This is my input:
"Once there was a (so-called) rock. it.,was not! in fact, a big rock."
I need it to output an array that looks like this
["Once", " ", "there", " ", "was", " ", "a", ",", "so", " ", "called", ",", "rock", ".", "it", ".", "was", " ", "not", ".", "in", " ", "fact", ",", "a", " ", "big", " ", "rock"]
There are some rules that the input needs to go through to make the punctuation be like this. These are how the rules go:
spaceDelimiters = " -_"
commaDelimiters = ",():;\""
periodDelimiters = ".!?"
If there's a spaceDelimiter character then it should replace it with a space. Same goes for the other comma and period ones. Comma has priority over space, and period has priority over comma
I got to a point where I was able to remove all of the delimiter characters, but I need them to be as separate pieces of an array. As well as there being a hierarchy, with periods overriding commas overriding spaces
Maybe my approach is just wrong? This is what I've got:
def split(string, delimiters):
regex_pattern = '|'.join(map(re.escape, delimiters))

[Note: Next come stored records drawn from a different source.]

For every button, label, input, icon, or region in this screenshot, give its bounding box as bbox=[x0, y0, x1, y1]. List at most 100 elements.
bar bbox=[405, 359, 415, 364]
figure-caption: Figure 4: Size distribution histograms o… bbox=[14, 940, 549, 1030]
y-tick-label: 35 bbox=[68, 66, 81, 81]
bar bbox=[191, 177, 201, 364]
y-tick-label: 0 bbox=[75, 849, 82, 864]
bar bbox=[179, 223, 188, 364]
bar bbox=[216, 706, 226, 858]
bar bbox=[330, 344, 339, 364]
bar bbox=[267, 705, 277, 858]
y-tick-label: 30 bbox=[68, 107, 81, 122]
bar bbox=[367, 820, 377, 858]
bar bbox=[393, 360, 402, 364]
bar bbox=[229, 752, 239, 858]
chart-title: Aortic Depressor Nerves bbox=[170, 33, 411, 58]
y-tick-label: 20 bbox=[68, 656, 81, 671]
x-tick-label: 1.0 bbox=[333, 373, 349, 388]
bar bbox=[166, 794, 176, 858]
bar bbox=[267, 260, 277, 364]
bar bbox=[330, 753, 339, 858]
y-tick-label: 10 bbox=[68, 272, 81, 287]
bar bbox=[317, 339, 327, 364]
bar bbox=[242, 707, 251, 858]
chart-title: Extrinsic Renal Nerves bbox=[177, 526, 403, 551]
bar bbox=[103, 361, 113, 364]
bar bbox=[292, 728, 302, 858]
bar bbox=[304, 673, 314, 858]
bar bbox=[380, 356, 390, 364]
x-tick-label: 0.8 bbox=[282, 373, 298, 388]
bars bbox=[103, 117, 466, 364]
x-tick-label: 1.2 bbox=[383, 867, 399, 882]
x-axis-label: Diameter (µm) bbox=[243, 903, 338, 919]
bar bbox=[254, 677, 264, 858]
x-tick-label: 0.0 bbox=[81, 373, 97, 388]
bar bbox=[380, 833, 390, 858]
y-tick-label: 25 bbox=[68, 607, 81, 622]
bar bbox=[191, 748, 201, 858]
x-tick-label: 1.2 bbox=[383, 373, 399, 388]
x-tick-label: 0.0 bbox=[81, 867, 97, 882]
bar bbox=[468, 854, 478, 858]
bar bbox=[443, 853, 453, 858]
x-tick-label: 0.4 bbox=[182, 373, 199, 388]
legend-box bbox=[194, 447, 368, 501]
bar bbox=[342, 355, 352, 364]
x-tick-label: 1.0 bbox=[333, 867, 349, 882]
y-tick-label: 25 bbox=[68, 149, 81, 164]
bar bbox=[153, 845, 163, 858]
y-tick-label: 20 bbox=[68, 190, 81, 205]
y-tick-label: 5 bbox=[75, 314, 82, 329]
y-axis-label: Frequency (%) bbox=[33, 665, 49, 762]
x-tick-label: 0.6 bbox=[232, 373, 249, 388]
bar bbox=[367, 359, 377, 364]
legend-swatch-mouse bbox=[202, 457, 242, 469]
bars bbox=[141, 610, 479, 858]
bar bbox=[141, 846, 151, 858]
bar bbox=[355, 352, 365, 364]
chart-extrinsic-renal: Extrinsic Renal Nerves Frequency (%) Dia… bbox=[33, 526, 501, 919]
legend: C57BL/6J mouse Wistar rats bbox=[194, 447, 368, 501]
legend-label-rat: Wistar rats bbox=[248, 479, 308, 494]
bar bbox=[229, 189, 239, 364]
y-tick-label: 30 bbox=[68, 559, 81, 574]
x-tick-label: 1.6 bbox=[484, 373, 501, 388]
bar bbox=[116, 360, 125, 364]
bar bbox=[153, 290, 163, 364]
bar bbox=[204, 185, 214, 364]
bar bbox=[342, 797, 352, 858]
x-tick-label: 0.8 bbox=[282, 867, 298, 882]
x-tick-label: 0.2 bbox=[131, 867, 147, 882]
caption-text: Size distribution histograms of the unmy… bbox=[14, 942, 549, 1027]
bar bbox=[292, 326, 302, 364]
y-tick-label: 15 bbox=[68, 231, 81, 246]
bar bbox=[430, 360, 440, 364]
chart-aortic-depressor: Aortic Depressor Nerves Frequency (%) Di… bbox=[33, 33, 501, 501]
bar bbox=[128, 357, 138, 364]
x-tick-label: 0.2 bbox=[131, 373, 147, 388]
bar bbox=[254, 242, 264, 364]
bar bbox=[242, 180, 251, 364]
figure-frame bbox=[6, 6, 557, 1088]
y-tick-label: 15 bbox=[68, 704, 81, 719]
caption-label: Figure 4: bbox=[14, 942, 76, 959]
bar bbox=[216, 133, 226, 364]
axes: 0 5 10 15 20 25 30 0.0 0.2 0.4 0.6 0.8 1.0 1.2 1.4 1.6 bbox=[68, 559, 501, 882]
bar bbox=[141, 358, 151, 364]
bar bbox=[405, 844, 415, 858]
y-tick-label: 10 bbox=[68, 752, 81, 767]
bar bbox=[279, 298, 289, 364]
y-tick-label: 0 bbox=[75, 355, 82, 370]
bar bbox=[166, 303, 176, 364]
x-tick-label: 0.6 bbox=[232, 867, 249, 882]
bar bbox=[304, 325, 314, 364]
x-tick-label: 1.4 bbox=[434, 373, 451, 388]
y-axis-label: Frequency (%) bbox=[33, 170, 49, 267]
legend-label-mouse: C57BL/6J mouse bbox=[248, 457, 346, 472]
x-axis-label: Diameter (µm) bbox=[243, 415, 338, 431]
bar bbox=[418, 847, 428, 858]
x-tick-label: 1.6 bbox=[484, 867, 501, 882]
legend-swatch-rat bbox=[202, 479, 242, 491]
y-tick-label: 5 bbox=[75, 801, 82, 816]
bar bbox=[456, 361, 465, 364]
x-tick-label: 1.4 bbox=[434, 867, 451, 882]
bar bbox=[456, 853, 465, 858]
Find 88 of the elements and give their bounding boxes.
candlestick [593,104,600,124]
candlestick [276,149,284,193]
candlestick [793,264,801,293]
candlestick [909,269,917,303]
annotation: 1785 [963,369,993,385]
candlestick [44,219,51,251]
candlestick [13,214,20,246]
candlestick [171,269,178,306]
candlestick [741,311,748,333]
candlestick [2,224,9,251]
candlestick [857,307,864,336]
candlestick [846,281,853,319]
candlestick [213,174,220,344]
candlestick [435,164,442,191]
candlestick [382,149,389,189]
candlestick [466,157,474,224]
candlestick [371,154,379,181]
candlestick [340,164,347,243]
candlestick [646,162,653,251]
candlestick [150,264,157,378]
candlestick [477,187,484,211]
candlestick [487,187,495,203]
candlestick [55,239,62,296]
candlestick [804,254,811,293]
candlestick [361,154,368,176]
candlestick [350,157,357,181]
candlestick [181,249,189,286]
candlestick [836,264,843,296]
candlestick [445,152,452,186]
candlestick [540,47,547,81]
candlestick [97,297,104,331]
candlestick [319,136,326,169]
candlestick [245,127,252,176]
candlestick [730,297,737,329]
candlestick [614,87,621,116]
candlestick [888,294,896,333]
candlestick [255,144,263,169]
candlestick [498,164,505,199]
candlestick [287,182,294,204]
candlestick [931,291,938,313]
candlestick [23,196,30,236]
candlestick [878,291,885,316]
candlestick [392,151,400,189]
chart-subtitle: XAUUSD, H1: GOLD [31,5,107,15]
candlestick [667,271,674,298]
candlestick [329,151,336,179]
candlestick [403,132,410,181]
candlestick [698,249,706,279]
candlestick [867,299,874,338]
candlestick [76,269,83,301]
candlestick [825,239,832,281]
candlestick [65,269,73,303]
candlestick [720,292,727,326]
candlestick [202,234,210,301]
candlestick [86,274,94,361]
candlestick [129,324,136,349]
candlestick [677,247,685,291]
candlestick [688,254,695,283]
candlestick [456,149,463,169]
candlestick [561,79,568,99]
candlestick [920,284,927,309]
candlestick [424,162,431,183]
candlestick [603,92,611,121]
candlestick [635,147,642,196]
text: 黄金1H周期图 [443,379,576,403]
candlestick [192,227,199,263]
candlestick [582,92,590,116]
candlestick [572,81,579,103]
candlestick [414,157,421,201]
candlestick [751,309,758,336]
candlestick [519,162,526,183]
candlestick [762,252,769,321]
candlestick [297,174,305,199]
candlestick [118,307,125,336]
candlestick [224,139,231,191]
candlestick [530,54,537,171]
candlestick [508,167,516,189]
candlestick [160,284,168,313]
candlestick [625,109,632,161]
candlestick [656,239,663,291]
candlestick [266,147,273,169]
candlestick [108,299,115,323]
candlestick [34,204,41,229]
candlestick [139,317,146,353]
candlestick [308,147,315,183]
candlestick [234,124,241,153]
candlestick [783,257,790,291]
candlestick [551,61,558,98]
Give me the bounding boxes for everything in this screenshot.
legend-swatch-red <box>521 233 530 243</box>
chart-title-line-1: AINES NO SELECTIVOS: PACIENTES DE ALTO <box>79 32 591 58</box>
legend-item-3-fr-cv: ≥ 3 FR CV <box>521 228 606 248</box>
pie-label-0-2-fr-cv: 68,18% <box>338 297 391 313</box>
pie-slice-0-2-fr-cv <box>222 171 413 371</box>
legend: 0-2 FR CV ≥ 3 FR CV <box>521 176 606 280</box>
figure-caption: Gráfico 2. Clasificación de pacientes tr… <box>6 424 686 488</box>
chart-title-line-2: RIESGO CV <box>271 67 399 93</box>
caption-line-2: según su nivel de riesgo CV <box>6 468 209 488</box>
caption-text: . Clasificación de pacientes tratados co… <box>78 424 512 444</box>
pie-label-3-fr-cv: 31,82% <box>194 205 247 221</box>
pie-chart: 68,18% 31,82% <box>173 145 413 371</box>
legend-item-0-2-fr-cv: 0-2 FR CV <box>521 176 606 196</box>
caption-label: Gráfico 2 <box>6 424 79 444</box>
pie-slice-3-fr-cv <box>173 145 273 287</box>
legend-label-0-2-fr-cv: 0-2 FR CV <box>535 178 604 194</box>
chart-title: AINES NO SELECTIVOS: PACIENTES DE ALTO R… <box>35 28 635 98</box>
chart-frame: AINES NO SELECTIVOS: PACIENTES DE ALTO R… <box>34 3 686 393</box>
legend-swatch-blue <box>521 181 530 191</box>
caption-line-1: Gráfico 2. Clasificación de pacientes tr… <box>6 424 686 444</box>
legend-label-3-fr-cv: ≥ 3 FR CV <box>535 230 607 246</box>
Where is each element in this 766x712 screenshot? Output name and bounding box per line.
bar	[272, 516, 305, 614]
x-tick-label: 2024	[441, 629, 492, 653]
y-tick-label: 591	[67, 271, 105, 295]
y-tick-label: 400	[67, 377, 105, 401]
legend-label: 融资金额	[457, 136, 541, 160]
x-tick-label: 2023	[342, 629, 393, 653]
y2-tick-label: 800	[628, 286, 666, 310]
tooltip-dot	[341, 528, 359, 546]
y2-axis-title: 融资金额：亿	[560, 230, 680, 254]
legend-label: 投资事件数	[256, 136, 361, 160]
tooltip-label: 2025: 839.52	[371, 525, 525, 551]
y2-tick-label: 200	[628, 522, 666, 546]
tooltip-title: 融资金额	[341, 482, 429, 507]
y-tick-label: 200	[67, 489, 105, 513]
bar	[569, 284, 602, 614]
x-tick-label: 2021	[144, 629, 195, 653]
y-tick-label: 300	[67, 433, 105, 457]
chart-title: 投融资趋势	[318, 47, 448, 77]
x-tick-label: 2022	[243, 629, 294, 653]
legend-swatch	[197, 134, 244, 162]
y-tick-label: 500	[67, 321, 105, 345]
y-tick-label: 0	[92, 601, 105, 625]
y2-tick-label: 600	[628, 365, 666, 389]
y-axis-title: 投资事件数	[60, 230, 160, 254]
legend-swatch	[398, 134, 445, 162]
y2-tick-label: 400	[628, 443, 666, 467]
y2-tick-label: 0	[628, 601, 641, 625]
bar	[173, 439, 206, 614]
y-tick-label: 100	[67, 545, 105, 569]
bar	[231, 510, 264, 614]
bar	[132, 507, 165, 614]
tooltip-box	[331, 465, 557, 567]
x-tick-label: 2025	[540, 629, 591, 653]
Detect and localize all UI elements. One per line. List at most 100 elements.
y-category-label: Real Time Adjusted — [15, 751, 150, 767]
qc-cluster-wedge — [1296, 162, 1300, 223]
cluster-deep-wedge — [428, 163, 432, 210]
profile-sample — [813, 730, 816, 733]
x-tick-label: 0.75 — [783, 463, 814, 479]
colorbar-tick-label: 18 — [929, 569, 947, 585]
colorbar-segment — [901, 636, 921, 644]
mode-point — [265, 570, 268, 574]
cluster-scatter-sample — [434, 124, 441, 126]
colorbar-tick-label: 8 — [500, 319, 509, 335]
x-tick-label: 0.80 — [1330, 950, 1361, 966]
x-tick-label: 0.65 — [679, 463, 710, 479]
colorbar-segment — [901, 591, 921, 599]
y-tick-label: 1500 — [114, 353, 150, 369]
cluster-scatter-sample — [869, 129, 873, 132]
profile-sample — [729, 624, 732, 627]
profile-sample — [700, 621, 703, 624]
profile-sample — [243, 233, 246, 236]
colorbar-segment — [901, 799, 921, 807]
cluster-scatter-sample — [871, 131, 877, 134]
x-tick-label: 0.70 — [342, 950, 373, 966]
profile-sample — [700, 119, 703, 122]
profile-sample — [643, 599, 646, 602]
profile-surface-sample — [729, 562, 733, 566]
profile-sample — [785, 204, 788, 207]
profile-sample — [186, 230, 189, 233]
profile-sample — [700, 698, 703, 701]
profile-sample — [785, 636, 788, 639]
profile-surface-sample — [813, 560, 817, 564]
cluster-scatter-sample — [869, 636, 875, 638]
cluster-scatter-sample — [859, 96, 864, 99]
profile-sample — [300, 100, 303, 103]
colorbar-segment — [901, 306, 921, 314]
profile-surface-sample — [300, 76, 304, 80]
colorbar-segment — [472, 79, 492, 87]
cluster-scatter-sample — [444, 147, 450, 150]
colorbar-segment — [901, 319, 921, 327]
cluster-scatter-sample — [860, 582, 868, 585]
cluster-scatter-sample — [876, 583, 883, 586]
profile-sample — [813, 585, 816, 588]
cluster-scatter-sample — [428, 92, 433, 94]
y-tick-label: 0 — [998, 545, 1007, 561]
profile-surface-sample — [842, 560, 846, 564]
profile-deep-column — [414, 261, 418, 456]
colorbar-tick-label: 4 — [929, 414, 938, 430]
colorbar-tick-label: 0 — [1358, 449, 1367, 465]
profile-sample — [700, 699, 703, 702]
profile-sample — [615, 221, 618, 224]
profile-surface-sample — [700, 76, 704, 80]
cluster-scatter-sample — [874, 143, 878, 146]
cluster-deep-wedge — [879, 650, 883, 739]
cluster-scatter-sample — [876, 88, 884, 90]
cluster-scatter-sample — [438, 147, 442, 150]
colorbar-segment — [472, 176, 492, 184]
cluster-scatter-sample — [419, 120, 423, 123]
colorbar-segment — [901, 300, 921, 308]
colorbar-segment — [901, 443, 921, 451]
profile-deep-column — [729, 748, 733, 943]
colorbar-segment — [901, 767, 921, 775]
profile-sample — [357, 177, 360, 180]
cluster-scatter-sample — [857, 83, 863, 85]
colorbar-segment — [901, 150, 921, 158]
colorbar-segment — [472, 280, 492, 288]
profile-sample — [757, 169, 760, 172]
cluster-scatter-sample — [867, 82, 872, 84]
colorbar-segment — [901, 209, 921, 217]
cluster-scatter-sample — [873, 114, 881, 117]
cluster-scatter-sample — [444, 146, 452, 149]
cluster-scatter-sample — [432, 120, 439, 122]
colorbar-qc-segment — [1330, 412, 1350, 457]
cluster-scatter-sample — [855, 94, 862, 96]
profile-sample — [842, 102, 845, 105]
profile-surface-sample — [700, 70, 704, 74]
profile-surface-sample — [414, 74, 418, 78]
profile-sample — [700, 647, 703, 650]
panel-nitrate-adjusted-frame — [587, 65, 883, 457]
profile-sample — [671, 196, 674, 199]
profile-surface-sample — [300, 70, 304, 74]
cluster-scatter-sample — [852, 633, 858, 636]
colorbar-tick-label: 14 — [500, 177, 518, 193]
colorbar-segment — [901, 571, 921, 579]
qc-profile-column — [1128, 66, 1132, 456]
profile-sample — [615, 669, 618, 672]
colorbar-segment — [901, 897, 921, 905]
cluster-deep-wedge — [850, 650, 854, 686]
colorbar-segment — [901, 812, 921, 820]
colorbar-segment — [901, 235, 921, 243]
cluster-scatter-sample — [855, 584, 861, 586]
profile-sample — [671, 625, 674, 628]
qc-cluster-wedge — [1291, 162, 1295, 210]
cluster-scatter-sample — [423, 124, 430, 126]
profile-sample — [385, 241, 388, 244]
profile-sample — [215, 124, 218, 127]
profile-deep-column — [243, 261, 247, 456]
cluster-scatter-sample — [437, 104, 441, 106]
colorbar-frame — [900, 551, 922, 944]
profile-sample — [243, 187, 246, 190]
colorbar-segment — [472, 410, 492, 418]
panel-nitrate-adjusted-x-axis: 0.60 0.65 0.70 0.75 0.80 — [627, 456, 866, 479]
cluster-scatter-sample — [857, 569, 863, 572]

return re.split(regex_pattern, string)
Which ends up doing everything wrong. It's not even close
Use the re
library to split text on word boundaries, then replace in sequence of precident
import re
s="Once there was a (so-called) rock. it.,was not! in fact, a big rock."
# split regex into tokens along word boundaries
regex=r"\b"
l=re.split(regex,s)
def replaceDelimeters(token:str):
# in each token identify if it contains a delimeter
spaceDelimiters = r"[^- _]*[- _]+[^- _]*"
commaDelimiters = r"[^,():;\"]*[,():;\"]+[^,():;\"]*"
periodDelimiters = r"[^.!?]*[.!?]+[^.!?]*"
# substitute for the replacement
token=re.sub(periodDelimiters,".",token)
token=re.sub(commaDelimiters,",",token)
token=re.sub(spaceDelimiters," ",token)
return token
# apply
[replaceDelimeters(token) for token in l if token!=""]
This method returns "." as the last entry to the list. I don't know if this is your desired behavior; your desired output states otherwise, but your logic appears to desire this. Deleting the last entry if it is a period should be easy enough in any case.